WIZO Israel sends delegation to Poland

Guests From that fire which marked your charred and tortured body
We carried a torch which lights our souls
We lit with it the flame of freedom
We carried it to battles for our land
(Haim Guri)
Translation: L.V. Snowman

Inspired by the words of this poem, WIZO Israel sent a delegation on a mission to Poland. Led by WIZO Israel Chairperson Gila Oshrat, the mission included WIZO Israel executives, chairmen, managers and WIZO volunteers from across Israel.

The mission to Poland served to both honor a thousand years of Jewish history in Europe as well as commemorate the once vibrant WIZO Poland Federation that was annihilated alongside Polish Jewry in the Holocaust. The delegation visited the cities of Warsaw, Lublin, Krakow and Lodz, as well as synagogues, cemeteries, and the Madjanek and Auschwitz-Birkenau  death camps. The group also attended a memorial service at the Radagast train station in Lodz, the site of the deportation of Lodz Jewry, where the delegation adorned memorial sites and monuments with WIZO wreaths.

One of the services which focused especially on heroic women in the Holocaust was especially meaningful for the group. One highlight from this ceremony was the group's entrance to Birkenau , where the women entered the camp signing  the 'Partisan Song' one of the chief anthems of the Holocaust, and waving both Israeli and WIZO flags. Other partcipants were visibly moved by the service. 
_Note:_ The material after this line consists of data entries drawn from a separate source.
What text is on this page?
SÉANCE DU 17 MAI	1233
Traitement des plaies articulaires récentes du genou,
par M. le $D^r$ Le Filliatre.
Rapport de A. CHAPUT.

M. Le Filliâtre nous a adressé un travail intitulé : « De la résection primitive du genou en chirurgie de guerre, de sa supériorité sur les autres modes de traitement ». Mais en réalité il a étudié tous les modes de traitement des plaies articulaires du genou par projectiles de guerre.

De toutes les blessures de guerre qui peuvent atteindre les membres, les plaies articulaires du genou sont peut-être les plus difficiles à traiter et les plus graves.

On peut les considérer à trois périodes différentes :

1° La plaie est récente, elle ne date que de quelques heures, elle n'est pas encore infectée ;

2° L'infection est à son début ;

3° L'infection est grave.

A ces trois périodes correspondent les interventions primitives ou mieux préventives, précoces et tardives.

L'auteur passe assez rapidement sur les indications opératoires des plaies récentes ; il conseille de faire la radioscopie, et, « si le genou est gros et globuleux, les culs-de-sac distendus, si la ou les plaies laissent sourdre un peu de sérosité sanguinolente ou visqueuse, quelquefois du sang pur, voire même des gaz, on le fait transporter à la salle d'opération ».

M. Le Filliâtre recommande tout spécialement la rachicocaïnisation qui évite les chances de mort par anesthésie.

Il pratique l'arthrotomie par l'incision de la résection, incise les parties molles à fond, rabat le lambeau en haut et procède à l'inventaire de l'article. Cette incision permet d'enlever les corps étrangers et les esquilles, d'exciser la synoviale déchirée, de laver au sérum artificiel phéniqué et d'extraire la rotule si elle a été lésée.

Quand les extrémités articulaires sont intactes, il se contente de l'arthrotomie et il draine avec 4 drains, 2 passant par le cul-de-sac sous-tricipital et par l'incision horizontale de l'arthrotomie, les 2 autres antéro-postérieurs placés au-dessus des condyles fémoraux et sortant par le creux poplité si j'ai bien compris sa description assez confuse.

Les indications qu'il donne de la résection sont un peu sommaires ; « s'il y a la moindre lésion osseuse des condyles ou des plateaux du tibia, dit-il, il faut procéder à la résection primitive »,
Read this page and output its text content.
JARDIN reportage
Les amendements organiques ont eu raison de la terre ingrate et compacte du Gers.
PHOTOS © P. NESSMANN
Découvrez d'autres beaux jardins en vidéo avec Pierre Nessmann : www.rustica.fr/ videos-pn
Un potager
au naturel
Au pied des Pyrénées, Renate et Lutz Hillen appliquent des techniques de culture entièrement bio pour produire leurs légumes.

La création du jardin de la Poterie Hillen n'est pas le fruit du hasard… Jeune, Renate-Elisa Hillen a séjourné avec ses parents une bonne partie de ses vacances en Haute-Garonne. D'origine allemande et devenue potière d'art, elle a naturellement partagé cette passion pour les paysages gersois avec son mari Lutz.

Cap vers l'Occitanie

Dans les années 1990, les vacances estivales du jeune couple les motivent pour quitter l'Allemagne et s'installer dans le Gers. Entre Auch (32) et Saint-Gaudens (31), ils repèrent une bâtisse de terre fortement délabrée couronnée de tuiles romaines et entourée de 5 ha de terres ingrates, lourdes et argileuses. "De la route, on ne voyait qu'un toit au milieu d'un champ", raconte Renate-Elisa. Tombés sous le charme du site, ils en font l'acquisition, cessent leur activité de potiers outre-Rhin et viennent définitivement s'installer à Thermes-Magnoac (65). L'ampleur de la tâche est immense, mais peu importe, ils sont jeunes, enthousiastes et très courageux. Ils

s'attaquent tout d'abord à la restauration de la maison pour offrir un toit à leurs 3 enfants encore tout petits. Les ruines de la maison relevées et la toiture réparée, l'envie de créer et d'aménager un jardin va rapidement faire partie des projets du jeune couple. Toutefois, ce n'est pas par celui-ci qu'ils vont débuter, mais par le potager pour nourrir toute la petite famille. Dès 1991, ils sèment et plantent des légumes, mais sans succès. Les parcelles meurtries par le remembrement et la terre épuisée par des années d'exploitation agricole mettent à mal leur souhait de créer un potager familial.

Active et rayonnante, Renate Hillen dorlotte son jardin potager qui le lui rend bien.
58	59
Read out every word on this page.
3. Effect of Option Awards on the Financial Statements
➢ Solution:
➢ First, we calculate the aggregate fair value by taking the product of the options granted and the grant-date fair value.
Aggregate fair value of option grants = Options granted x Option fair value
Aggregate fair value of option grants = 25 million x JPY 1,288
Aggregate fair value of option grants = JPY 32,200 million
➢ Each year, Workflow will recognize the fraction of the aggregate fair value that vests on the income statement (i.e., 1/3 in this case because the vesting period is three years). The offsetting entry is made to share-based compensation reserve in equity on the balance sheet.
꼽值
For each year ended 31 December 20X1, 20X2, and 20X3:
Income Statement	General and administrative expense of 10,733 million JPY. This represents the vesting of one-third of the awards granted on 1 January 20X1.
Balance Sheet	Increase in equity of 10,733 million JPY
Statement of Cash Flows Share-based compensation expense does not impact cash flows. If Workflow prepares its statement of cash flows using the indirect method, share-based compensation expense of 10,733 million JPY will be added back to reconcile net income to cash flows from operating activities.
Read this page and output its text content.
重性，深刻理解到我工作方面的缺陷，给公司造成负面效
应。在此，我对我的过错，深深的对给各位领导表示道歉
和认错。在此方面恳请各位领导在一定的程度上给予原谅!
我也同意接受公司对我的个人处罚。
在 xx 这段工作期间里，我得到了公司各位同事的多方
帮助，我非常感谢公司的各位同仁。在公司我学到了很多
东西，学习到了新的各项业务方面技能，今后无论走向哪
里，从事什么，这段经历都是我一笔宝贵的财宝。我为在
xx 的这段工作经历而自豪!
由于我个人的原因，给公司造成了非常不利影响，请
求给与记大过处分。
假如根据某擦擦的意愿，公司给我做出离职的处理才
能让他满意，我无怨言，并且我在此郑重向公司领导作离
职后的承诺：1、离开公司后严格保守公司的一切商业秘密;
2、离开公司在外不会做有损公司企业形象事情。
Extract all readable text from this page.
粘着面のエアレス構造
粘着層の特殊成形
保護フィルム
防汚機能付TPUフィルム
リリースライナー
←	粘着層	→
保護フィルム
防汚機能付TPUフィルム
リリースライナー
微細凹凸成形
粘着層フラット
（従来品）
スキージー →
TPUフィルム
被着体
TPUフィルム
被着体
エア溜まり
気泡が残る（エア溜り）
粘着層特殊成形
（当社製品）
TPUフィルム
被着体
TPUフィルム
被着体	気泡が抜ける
Throughout the course of the trip, Gila Oshrat described the fate of WIZO's Polish Federation and its important work throughout World War Two, sharing portions of letters from the federation that had been preserved in the WIZO archives in Jerusalem, the details of which surprised and moved other participants on the mission.
One of the group's most exciting meetings was held in Krakow, where the delegation had the opportunity to meet Paulina, a member of the Righteous Among the Nations. The group also met with Israeli Ambassador to Poland Zvi Rav-Ner and members of the local Jewish community, during which they examined the possibility to relaunching WIZO activities in Poland. With these sentiments, the group returned from the trip, full of memories and impressions, and motivated to put their experiences to good use.

Gila Oshrat explained, "We travelled to Poland for a trip to honor the one thousand years of glorious Jewish history that was destroyed, with the Holocaust constituting one important and meaningful segment of this history. We returned from Poland as different women. This was a difficult experience, one which both moved us and shook us to our cores. I believe that each and every one of us must visit Poland in order to witness the magnificence that once was this Jewish community and to visit the concentration camps. Only on a trip like this can one sense the terrible tragedy that claimed the lives of six million men, women and children. To comprehend that we'll never be able to truly understand that anyone who ever entered Auschwitz would never leave there, and that someone who never had to enter will never enter. Following the Holocaust, this mission has strengthened our identity as the Jewish people and the strengthened our recognition for the need for a national Jewish homeland. While this mission to Poland commemorates the Jewish communities that were destroyed and the WIZO federation that was annihilated, the goal of this journey is to spread the seeds of WIZO in Poland and to ensure that the continuity of the Jewish people will never be broken."